I. De l’essence, de la signification et de la force de la prière.
1. La prière est la preuve de l’existence de ma personnalité raisonnable, de ma qualité d’image de Dieu, un gage de ma divinisation et de ma béatitude future. Je fus créé à partir de rien ; je ne suis rien devant Dieu, tout comme il n’y a rien qui m’appartienne. Mais, par Sa miséricorde, je suis une personne, j’ai une raison, un cœur, une volonté libre. Et à travers ma raison et ma liberté, je puis, en m’adressant à Lui de tout mon cœur, augmenter progressivement en moi Son règne infini, progressivement multiplier de plus en plus Ses dons en moi, puiser en Lui comme en une Source cristalline et inépuisable, tous les biens spirituels et matériels, particulièrement les biens spirituels. La prière me persuade de ce que je suis une image de Dieu et au moyen des dispositions humbles et reconnaissantes de mon âme devant Dieu, par ma libre volonté, multipliant les dons spirituels de Dieu, je puis de la sorte infiniment parfaire et infiniment augmenter ma ressemblance à Dieu, ma béatitude céleste, à laquelle je suis prédestiné.
O, prière, signe de ma grande dignité, dont m’a honoré le Créateur. Mais en même temps, elle me rappelle mon insignifiance (j’ai été créé de rien et rien n’est à moi, c’est pourquoi j’implore Dieu pour tout), ainsi que ma très haute dignité (je suis à l’image de Dieu, je suis déifié, je peux m’appeler ami de Dieu, comme Abraham, le père des croyants, pour autant que je croie, sans l’ombre d’un doute, en l’existence, la bonté et la toute-puissance de mon Dieu et que je Lui plaise en cette vie, par mes actes d’amour et de miséricorde).
2. Dans la prière se trouvent le pardon, contre la fierté de notre chair, qui s’attribue le bénéfice de tout ; la reconnaissance, contre l’insensibilité de notre chair envers les innombrables bienfaits de Dieu ; la glorification, contre l’homme de chair qui ne cherche que sa propre gloire.
3. Dieu est Vérité : ma prière doit donc être vérité, comme ma vie. Dieu est lumière, et ma prière doit être portée à la lumière de mon esprit et de mon cœur ; Dieu est feu, et ma prière, comme ma vie, doit être enflammée ; Dieu est pleine liberté, et ma prière doit être libre effusion de mon cœur.
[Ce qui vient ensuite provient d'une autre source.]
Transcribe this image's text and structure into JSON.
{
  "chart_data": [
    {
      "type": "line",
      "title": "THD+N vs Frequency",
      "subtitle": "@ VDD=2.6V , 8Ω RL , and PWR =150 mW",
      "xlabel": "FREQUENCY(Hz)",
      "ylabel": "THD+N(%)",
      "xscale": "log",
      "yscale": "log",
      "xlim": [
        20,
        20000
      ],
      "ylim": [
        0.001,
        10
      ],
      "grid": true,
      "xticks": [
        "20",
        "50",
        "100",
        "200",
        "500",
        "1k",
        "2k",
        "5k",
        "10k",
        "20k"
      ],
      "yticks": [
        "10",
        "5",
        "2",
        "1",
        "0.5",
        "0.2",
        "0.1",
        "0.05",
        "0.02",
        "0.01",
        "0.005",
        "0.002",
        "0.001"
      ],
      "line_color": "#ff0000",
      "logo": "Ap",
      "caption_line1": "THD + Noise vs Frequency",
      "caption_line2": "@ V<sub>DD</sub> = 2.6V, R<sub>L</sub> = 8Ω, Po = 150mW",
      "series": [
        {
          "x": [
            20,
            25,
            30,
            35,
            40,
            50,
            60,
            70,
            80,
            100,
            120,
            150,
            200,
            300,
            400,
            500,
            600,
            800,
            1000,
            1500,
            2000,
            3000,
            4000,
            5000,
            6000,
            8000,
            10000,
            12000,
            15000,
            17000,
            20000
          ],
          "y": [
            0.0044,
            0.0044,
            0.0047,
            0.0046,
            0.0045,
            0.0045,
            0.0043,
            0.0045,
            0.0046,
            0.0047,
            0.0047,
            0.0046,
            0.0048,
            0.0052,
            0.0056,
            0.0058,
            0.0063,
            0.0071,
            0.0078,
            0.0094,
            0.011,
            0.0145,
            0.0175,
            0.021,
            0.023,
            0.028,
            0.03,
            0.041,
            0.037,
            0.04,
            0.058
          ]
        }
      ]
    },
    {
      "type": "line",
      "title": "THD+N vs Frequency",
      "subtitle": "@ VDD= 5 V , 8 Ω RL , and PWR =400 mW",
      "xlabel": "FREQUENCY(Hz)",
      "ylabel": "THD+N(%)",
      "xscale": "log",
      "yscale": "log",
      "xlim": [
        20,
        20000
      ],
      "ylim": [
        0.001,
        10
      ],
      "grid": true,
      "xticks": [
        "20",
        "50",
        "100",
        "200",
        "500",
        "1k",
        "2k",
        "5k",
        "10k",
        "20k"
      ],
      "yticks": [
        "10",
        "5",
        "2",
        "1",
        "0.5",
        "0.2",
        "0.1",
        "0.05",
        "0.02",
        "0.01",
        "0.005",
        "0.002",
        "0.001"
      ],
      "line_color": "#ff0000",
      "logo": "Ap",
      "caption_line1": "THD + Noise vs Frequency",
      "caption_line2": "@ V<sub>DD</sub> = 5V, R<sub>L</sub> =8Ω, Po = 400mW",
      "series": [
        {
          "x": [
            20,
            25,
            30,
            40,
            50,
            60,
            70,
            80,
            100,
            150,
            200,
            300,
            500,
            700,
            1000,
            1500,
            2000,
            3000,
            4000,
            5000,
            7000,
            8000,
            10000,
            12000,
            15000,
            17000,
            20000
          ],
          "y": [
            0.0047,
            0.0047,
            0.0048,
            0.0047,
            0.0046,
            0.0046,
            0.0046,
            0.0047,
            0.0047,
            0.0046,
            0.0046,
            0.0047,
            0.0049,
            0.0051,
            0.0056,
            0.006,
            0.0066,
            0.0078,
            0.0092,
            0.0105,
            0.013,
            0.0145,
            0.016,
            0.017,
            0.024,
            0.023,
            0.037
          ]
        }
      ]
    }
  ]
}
Quelle richesse que l’esprit humain : il suffit qu’il pense de tout cœur à dieu, qu’il souhaite de tout cœur être uni à Dieu, et Il est immédiatement présent : ni les murs de la maison, ni les verrous des geôles, ni les montagnes, ni les gouffres n’empêchent cette union ; Dieu est alors avec toi. Comme les Anges et les Saints : ils se tiennent avec Dieu devant tes yeux, dans ton cœur, comme tes plus proches amis, comme tes parents. O, richesse de l’esprit humain!
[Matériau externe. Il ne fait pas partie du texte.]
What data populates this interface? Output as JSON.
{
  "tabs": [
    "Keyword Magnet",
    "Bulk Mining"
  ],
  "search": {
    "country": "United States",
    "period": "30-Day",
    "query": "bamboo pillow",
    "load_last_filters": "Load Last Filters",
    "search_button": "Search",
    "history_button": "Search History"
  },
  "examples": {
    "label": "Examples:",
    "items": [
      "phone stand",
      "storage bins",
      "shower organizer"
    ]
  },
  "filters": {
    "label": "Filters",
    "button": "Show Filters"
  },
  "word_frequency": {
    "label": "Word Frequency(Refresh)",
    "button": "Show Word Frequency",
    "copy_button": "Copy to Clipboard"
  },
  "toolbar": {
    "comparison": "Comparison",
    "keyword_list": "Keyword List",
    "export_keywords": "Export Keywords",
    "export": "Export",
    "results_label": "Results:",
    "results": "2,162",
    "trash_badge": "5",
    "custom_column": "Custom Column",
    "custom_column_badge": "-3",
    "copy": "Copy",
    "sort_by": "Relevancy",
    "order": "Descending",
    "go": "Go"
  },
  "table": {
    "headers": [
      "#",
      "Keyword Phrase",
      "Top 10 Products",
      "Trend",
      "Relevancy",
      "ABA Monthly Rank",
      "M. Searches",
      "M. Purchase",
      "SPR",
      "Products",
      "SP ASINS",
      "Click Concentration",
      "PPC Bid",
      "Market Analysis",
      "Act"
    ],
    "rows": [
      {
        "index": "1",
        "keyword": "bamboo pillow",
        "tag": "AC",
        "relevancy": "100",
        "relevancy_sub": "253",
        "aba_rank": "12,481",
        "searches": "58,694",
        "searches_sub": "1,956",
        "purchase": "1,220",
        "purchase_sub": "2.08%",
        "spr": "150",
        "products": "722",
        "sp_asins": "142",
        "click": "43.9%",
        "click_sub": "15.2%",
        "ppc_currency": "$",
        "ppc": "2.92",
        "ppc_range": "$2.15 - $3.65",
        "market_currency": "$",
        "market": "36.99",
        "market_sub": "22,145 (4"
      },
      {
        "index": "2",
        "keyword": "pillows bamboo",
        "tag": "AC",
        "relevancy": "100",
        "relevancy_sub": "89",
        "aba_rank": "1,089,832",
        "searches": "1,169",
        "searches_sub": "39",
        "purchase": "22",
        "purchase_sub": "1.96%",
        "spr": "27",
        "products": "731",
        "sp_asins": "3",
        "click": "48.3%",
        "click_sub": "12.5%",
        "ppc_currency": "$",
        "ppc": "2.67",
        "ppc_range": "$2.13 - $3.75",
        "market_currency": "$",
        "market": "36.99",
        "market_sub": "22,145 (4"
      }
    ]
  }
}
4. La prière est exaltation de la raison et du cœur de l’homme vers Dieu, contemplation de Dieu, audacieuse conversation de la créature et du Créateur, pieuse veillée de l’âme devant Lui, comme devant le Roi, devant la Vie qui donne la vie à tous ; oubli, pour Elle, de tout ce qui nous entoure ; nourriture de l’âme, souffle et lumière, douceur vivifiante, purification des péchés, bon joug du Christ, Son léger fardeau. La prière est le sentiment continuel (la conscience) de nos propres infirmité et bassesse spirituelles, la consécration de l’âme à l’avant-goût de la béatitude future, béatitude angélique, céleste, pluie sanctificatrice, désaltérant et faisant fructifier le terreau de l’âme, force et forteresse de l’âme et du corps, lien d’or unissant créature et Créateur, bravoure et courage dans toutes les afflictions et les tentations de la vie, succès dans les entreprises, dignité pareille à celle des anges, affermissement de la foi, de l’espoir et de l’amour.
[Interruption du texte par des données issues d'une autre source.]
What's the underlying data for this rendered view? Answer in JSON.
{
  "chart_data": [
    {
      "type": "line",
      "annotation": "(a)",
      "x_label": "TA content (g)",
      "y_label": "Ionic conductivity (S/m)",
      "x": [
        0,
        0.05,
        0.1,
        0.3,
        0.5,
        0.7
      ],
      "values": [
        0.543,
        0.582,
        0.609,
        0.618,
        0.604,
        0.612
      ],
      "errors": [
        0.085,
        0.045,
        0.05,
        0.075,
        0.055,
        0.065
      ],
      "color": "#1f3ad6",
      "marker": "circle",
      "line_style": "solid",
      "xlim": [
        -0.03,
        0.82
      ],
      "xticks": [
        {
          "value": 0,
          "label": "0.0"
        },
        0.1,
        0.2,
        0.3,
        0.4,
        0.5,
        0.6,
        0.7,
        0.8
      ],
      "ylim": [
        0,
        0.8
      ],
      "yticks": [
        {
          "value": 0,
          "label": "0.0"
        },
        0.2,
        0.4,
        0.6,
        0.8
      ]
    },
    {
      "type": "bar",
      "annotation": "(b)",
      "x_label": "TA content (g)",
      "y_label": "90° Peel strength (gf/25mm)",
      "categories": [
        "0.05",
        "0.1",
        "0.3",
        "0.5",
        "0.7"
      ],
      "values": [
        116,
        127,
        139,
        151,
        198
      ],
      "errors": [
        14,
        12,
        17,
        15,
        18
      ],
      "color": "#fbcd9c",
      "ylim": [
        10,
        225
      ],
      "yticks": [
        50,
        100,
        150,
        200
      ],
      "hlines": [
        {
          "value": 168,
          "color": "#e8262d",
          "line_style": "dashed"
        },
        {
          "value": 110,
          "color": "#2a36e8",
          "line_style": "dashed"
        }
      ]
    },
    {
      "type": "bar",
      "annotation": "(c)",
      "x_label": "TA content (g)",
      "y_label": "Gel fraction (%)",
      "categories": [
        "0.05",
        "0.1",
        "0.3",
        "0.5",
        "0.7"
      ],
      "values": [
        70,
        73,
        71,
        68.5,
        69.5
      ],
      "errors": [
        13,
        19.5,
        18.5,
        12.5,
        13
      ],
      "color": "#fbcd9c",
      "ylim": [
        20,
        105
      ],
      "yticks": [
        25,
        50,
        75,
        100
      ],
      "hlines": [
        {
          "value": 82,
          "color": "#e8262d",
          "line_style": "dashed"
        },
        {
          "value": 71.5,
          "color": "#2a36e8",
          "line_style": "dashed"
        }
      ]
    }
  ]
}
La prière est correction de la vie, mère du broiement du cœur, mère des larmes. Elle est incitation puissante aux œuvres de miséricorde, et sécurité de la vie, anéantissement de la peur de la mort, dédain des trésors terrestres, espoir des biens célestes, attente du Juge du monde entier, résurrection générale et vie du siècle à venir, effort accru d’échapper aux tourments éternels, recherche permanente de la miséricorde du pardon du Seigneur, présentation sous les yeux de Dieu, kénose bénie devant la Trinité qui a tout créé et qui emplit tout, eau vive de l’âme. La prière est l’installation de l’amour dans le cœur de tous, l’abaissement des cieux jusqu’à l’âme, l’installation de la Sainte Trinité dans le cœur, comme il a été dit : «Nous viendrons à lui, et nous ferons notre demeure chez lui.» (Jean 14 :23).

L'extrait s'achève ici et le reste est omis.